Il appartient dès lors à l'office AI de demander à l'assuré qu'il entreprenne les mesures thérapeutiques préconisées par le docteur G.________. En cas de refus de sa part, il mettra en oeuvre la procédure de sommation prévue à l'art. 21 al. 4 LPGA (applicable à ce jour), en vertu de laquelle les prestations peuvent être réduites ou refusées temporairement ou définitivement si l'assuré se soustrait ou s'oppose, dans les limites de ce qui peut être exigé de lui, à un traitement raisonnablement exigible et susceptible d'améliorer notablement sa capacité de travail ou d'offrir une nouvelle capacité de gain (voir aussi ATF 122 V 218). 

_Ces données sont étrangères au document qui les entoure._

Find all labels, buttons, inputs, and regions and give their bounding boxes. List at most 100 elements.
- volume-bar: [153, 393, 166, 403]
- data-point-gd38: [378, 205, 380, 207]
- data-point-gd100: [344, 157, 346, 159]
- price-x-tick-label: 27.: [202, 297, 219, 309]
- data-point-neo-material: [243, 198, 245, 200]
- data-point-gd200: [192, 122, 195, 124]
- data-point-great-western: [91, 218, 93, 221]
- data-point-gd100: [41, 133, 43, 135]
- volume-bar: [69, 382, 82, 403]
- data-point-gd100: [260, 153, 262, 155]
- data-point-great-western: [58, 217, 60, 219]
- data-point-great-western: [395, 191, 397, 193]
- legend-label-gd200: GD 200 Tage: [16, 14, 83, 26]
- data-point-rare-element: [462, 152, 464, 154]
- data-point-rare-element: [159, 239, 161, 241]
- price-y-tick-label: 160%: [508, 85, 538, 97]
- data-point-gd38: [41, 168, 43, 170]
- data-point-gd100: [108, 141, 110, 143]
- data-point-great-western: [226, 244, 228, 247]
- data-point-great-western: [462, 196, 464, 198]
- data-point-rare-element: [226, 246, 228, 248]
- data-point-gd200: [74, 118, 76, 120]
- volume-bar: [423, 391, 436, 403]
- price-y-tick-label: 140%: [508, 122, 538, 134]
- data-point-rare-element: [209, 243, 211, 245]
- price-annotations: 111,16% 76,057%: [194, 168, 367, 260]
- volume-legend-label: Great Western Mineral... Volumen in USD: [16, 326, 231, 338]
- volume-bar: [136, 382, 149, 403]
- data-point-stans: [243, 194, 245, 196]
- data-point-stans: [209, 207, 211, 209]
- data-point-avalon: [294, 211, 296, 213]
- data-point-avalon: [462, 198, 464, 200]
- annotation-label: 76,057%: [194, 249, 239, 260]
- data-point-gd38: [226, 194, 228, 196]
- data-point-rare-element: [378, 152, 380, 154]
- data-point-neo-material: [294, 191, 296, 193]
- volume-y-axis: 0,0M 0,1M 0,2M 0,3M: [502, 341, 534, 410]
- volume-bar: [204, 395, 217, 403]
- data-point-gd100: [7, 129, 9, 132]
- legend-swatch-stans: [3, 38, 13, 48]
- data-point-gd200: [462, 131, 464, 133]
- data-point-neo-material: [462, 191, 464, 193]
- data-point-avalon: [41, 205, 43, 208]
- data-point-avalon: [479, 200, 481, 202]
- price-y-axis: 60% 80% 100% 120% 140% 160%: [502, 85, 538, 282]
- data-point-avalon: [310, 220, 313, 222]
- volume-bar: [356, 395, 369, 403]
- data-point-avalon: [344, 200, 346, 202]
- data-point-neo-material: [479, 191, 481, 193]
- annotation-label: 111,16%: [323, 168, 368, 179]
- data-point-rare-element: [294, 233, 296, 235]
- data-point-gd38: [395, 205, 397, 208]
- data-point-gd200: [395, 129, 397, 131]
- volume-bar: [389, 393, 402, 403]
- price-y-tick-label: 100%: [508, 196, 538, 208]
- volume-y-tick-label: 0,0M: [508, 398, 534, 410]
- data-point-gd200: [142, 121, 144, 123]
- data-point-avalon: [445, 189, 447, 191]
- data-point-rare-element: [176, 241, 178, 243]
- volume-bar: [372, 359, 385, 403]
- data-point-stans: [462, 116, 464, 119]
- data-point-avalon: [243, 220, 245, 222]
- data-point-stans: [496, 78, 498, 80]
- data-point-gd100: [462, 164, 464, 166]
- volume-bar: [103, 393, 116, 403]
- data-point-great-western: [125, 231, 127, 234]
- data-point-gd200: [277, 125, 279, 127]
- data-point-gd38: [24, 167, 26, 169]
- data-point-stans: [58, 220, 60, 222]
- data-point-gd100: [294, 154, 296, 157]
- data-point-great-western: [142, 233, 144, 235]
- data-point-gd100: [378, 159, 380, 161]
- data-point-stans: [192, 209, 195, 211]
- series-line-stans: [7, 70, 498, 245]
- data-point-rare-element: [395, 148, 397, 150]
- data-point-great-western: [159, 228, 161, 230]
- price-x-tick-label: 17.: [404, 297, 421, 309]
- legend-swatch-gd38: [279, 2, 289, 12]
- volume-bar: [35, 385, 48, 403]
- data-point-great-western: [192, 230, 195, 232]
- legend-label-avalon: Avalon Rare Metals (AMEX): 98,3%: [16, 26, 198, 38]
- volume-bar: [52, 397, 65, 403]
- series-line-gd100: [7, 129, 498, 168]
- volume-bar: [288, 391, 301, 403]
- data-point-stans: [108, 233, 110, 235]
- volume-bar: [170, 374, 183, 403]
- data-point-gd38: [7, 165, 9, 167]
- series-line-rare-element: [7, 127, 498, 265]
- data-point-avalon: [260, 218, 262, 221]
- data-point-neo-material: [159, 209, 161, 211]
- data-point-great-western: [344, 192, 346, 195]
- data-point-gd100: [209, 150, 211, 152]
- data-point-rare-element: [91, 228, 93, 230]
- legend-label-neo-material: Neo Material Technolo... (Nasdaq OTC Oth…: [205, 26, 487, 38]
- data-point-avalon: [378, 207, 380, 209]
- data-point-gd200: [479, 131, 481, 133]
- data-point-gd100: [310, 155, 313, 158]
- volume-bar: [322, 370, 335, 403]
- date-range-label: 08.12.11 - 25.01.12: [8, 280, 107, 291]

Il n'en reste pas moins que pour la période écoulée, l'assuré a acquis un droit à une rente entière de l'assurance-invalidité, qui subsistera aussi longtemps que l'incapacité de gain n'a pas été effectivement supprimée, ou diminuée, dans une mesure sensible pour le droit à la rente par des mesures thérapeutiques appropriées, ou jusqu'à ce que, sur la base de la procédure de sommation, on puisse sanctionner le refus d'entreprendre ces mesures (voir VSI 1997 p. 43 consid. 5c). 
 
Par ces motifs, le Tribunal fédéral des assurances prononce: 
1. 
Le recours est rejeté au sens des considérants. 
2. 
Il n'est pas perçu de frais de justice. 
3. 
Le présent arrêt sera communiqué aux parties, au Tribunal des assurances du canton de Vaud et à l'Office fédéral des assurances sociales.